This is where Return on Equity can be useful a number to examine. I like to see it as a one-duck-eat-three-ways-meal because the yardstick can be broken down into three other useful ratios. These in turn could provide useful insights into what makes the company tick.
Thai Beverage Company (SGX: Y92), a S$13b brewer, has an unusually high Return on Equity of 45%. By contrast, the average for the 30 companies in the Straits Times Index (SGX: ^STI) is around 10%. So, the brewer is some four times more effective at turning every investor-dollar into dollars of profit.
Interestingly, its net income margin of 18% is more or less on par with the market average. In other words it makes $18 of profit on every $100 dollars of sales. The market average is 19%. So there is nothing to crack open a bottle of its Chang beer to toast over with those numbers.
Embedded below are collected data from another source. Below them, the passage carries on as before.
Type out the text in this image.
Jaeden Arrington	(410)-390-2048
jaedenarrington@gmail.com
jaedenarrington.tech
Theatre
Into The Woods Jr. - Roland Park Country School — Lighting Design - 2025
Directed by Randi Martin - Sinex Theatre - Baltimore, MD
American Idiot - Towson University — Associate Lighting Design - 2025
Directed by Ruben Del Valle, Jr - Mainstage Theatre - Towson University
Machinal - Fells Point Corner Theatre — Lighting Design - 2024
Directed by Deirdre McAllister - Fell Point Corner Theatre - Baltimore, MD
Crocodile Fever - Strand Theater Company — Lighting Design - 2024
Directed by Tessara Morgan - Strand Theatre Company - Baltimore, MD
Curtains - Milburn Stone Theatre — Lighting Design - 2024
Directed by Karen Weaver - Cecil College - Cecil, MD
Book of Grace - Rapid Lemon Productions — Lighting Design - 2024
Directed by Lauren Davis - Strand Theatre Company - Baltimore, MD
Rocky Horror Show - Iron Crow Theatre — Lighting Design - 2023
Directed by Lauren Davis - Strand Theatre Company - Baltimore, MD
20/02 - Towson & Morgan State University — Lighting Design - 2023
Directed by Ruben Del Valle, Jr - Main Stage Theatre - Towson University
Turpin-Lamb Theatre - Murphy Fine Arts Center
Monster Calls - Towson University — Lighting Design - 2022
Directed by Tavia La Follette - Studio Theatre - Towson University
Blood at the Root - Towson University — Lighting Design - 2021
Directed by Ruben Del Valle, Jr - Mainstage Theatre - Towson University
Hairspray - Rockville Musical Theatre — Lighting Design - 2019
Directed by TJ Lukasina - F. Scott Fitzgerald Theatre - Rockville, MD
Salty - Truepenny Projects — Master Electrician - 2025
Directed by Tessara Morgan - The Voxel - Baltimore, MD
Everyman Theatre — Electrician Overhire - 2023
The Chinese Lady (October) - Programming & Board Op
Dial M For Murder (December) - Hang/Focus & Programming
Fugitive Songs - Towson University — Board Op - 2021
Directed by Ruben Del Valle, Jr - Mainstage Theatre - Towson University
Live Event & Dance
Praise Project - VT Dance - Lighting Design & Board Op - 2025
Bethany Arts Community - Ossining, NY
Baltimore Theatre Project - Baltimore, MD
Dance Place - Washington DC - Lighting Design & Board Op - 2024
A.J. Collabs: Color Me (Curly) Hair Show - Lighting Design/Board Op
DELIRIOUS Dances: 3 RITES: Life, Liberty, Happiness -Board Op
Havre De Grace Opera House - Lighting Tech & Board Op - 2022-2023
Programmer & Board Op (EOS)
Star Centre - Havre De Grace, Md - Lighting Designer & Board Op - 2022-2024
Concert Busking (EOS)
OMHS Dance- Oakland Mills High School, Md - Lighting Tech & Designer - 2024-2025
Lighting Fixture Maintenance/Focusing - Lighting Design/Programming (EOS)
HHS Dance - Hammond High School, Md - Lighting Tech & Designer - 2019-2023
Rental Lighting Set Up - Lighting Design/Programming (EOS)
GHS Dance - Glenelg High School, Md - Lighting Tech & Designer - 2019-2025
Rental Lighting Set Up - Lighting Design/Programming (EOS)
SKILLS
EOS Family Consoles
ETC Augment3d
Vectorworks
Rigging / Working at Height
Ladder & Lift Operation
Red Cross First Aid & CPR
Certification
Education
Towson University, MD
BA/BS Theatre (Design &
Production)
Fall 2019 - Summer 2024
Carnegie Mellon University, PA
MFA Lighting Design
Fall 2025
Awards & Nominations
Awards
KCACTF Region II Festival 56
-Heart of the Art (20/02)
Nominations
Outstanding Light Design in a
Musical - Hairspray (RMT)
Thai Beverage’s asset turnover, which is the amount of sales it generates from every dollar of asset employed in the business, is not especially remarkable either. The turnover rate of 1 might be double the market average but it is not outstandingly high.
Where Thai Beverage does shine, though, is through its leverage ratio. This is the amount of liabilities it has taken on compared to its assets. At 2.4, it is some 40% higher than the market median of 1.7. What’s more, the leveraging has been crept up over the years. In 2010, it was 1.4; in 2011 it was 1.6, and now it’s 2.4.
Putting the three pieces of the jigsaw together, we have a better idea about what makes Thai Beverage fizz. Its exceptional Return on Equity of around 45% has been achieve through the product of an 18% Net Profit margin, Asset Turnover of 1 and a Leverage Ratio of 2.4. It might be a good idea to keep a close eye on that last number.